Hmm well it’s been almost a year and a while since a relationship. Being the proud Mary that I was, walking back into a door he had kicked me out of was not an option so I reassured myself I deserved better. What better meant I didn’t know then and honestly, over 500 days later, I still do not.
It’s not like I could not afford to be in a relationship but, I told myself I needed to heal. Probably heal from the pain I might have caused him since I personally had only a loss of time and a few dear people I’d grown fond of in his family. Besides, it is preferable by society if you do not jump out of one into another relationship otherwise you might be looked at as one who was cheating or one who sells themselves. It’s at this point I realized this girl had likely never been in love. Not with him, not with myself and I was surely starting to question my love for God.
3 Months later I was set on a journey to understand the God I had met and lived with this whole while (the journey still continues to date). Luckily it was not a choice I made all by myself; I am not a fun of making choices be it what to eat or to do, which is why I am usually flexible to the suggestions of others and I guess it’s why I was stuck in a relationship that was not really good. Anyway back to 3 months later, I was overwhelmed with finally really growing up all by myself. This growing meant living in a new city where I knew no one here and it was a new work place right after school and zero personal-social competence. I obviously got a little depressive and doubtful of my purpose in life (I still do not know what role I am to play on earth but I am sure there is one so I don’t really doubt anymore). This time was filled with questions juggled from me to God and this is when I started loathing first but then loving the silence of God. He was showing what a gentle man He is. I carelessly speaking to Him about my selfish self and Him on the other hand just listening and not slapping me but rather holding me in His arms still in silence. I became sure of the love I had for God and was confident that He is the only one I truly und fully always loved (You can imagine the relief knowing grandma’s teachings where not in vain). Now luckily or rather blessedly I have the love of Jesus Christ that overflows in me and He has taken all my fears and doubts and is diligently placing confidence and boldness as well as an understanding I never had before into the tinny package of the human I am. All this love from God comes without Him flirting with us despite the fact that we always try to play games with Him trying to get the most of Him without a commitment and even then on many occasions He gives us more than we ask for. I started experiencing God’s love without flirting, just being honest, open and humble and He did not try to catch my attention through empty pleasantries but rather reaching out to my core brokenness with beautiful intension.

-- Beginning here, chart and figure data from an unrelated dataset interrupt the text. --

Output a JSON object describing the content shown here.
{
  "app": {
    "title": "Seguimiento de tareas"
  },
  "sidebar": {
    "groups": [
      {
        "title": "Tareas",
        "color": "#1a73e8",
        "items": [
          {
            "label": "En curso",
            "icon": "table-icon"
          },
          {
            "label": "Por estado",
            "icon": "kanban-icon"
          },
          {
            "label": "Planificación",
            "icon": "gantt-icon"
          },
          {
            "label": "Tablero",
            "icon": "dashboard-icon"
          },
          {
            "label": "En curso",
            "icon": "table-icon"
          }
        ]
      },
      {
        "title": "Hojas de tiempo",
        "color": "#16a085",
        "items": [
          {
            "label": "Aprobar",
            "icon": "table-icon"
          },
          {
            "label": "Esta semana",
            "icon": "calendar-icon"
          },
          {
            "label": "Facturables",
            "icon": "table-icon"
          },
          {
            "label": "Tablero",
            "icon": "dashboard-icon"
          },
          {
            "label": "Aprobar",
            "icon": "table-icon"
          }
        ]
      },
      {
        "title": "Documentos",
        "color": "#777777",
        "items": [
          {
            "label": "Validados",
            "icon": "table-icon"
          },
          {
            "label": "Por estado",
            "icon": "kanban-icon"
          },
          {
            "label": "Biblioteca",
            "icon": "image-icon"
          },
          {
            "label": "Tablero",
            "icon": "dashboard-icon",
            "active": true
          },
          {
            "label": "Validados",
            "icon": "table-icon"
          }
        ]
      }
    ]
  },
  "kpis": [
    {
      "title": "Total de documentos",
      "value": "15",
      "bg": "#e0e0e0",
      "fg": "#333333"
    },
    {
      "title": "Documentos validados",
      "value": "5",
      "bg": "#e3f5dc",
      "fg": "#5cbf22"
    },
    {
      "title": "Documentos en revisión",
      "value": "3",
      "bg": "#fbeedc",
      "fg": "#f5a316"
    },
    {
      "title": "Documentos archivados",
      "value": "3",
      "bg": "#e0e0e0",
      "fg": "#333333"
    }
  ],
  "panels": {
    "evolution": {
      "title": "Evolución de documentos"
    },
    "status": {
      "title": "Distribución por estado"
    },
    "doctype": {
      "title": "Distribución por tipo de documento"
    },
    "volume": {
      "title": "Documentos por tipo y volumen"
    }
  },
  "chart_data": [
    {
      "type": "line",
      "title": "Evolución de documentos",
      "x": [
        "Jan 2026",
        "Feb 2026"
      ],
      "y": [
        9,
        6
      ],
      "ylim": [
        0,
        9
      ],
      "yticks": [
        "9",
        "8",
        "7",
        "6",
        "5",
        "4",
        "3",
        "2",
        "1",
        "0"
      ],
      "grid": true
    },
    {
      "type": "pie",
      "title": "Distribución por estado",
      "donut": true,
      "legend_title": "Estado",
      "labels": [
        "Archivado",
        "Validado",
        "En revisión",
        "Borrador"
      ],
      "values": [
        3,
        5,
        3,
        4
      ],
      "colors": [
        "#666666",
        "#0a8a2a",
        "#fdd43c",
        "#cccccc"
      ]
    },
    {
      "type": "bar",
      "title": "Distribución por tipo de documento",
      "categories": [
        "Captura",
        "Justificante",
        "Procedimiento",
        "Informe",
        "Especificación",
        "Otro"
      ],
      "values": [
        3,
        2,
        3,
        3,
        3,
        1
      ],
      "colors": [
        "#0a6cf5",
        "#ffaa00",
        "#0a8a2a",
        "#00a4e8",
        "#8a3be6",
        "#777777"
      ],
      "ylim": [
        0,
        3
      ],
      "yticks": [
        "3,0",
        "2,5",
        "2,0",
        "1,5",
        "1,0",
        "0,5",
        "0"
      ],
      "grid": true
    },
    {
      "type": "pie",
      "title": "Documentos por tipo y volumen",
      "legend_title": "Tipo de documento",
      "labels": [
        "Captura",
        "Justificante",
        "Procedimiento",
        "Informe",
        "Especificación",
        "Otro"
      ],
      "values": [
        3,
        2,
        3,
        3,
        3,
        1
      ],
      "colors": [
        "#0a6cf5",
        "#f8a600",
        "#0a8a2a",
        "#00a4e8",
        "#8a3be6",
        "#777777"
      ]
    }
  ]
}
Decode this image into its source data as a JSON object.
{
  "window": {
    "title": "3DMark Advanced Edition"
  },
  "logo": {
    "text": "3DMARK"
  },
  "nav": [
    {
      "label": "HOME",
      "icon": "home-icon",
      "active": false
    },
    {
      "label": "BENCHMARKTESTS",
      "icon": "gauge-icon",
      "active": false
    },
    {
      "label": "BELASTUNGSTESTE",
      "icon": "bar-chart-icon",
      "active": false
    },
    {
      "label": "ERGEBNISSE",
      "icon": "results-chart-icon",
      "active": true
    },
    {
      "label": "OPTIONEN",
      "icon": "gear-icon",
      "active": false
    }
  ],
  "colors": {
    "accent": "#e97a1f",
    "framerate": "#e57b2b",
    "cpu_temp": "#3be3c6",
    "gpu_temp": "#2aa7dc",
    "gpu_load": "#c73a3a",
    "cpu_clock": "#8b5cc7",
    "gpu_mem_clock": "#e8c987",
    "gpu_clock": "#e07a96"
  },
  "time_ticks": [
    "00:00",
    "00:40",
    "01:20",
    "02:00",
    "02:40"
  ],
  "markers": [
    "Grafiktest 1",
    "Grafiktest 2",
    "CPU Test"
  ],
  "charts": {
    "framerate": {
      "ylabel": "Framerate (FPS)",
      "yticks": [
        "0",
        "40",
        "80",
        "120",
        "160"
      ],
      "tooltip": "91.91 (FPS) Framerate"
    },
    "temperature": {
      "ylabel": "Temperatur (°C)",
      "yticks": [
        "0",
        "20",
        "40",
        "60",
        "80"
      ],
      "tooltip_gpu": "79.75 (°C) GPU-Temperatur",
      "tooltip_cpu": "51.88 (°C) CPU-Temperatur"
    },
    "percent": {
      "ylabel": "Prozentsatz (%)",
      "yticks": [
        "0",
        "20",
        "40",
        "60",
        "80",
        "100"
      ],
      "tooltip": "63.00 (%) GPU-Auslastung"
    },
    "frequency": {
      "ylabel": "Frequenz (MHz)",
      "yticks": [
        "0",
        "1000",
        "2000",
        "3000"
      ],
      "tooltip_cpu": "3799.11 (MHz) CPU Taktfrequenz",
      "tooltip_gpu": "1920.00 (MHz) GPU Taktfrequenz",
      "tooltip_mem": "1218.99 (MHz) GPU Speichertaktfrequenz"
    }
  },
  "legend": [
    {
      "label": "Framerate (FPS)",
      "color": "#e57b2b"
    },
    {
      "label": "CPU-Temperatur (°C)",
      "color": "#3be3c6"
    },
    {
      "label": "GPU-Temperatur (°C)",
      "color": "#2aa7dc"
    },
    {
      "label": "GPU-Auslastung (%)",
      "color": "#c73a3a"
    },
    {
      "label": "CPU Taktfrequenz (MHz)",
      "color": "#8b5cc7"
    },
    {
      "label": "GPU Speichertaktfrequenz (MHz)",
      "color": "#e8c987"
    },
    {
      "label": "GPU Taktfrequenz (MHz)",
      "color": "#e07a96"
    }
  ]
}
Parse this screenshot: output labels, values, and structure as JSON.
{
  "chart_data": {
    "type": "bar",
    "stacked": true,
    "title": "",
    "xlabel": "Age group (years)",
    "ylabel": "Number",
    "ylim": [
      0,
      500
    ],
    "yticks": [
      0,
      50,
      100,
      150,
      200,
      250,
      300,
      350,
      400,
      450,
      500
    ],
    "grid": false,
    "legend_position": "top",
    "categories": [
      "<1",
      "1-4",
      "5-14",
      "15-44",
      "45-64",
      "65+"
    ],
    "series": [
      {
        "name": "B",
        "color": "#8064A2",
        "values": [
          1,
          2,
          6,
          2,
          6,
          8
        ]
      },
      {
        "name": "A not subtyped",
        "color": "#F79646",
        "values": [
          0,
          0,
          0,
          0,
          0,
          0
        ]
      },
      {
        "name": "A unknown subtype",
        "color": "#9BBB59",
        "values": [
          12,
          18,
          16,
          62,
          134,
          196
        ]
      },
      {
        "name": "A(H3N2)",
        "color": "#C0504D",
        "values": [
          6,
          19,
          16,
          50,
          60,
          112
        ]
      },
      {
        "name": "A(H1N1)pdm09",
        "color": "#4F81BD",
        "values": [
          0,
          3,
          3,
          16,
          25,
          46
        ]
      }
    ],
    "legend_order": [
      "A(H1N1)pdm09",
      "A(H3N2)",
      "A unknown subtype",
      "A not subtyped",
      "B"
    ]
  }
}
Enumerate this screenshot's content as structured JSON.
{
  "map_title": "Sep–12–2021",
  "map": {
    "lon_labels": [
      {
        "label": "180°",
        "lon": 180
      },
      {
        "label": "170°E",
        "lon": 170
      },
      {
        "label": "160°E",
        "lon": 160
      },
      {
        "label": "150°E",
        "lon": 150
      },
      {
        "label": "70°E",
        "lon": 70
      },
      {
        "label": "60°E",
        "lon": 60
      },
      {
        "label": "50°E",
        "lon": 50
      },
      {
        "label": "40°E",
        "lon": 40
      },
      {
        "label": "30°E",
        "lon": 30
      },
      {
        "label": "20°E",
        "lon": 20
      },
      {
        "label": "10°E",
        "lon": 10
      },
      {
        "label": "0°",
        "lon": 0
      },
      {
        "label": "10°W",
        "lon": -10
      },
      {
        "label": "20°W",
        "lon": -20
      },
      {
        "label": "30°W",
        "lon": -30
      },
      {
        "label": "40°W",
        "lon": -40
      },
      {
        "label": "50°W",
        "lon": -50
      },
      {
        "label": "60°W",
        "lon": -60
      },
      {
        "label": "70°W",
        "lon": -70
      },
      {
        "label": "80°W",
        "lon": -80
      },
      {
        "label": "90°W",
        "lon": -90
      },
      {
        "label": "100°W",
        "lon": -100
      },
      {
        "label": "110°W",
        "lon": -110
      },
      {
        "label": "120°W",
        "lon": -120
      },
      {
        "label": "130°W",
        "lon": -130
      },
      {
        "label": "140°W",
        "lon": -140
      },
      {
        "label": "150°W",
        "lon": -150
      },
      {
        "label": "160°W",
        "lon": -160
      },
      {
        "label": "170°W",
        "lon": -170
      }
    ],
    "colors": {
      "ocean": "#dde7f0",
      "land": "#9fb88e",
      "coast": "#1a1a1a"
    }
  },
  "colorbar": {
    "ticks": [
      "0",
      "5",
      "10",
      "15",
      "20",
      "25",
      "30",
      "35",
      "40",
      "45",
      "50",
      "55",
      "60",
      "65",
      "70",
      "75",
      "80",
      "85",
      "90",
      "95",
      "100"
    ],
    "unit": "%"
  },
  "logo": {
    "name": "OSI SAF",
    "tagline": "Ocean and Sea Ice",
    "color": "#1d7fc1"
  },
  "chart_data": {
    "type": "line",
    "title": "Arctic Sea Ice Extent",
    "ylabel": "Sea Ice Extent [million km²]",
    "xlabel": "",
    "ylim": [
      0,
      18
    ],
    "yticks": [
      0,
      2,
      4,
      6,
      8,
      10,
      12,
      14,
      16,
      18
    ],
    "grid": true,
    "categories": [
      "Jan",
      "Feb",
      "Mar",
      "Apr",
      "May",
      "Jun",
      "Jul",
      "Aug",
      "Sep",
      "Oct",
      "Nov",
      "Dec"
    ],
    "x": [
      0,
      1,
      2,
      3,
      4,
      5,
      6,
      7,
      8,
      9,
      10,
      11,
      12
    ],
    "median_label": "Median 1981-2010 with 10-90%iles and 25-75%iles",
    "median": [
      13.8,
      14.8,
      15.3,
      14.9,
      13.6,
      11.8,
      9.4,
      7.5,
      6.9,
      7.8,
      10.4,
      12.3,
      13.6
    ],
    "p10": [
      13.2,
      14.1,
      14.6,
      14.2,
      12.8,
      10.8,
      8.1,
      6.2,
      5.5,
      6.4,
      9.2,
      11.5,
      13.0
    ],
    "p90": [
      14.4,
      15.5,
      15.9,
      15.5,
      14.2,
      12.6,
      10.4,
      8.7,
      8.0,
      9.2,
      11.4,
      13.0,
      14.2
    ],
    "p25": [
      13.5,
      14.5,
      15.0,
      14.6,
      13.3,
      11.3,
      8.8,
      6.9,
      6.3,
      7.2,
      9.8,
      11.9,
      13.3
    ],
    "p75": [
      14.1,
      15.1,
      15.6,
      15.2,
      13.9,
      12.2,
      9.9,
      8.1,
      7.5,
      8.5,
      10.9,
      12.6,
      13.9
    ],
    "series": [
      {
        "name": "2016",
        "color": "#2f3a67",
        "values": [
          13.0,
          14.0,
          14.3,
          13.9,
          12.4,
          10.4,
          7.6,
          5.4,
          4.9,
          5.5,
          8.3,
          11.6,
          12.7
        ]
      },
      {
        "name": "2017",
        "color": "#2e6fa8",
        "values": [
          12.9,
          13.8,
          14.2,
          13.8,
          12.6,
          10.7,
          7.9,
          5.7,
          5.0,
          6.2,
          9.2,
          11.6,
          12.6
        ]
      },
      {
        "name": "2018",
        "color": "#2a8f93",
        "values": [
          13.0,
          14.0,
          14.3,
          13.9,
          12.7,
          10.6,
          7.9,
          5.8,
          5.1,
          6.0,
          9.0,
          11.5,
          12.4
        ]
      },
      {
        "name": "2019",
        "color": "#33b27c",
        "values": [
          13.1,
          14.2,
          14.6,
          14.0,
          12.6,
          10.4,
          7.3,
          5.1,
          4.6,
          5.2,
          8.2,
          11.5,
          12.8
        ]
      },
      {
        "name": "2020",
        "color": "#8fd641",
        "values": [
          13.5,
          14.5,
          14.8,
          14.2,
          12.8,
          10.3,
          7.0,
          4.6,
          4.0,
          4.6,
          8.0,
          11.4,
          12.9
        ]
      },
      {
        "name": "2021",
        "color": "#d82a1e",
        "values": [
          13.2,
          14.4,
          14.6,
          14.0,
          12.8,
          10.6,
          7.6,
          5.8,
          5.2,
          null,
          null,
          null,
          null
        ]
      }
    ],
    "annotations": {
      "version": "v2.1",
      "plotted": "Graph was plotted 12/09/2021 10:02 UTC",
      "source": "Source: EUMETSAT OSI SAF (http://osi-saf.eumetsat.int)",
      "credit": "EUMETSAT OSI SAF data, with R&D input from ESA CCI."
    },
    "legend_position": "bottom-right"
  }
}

The question left in the room was now if I am ever capable of loving myself, others and above all if I can fall in love with a man when the time comes. I questioned my abilities to flirt and watched videos on how to attract a man and blah blah blah only to find out that I indeed was never a natural flirt and did not really enjoy it either. Luckily I have of late repeatedly been told; to be found by the right man, I won’t have to raise the flirt dirt to catch his eye. All I have to be is, open, prayerful and patient regardless of the order for starters. Honestly doubt still sweeps in every once in a while if I stand a chance to fall in love or if I’ll have to get into a ‘mariage de convenance’ and how it will feel like. Currently I am a messy construction site under God’s supervision yet sincerely confident that my man (no idea what he should be like) if he exists, will find a well grown lady who loves herself and her God so much that she will be able to extend that love to him and entrust him with my entire being because Proverbs 18:22 He who finds a wife finds what is good and receives favor from the Lord.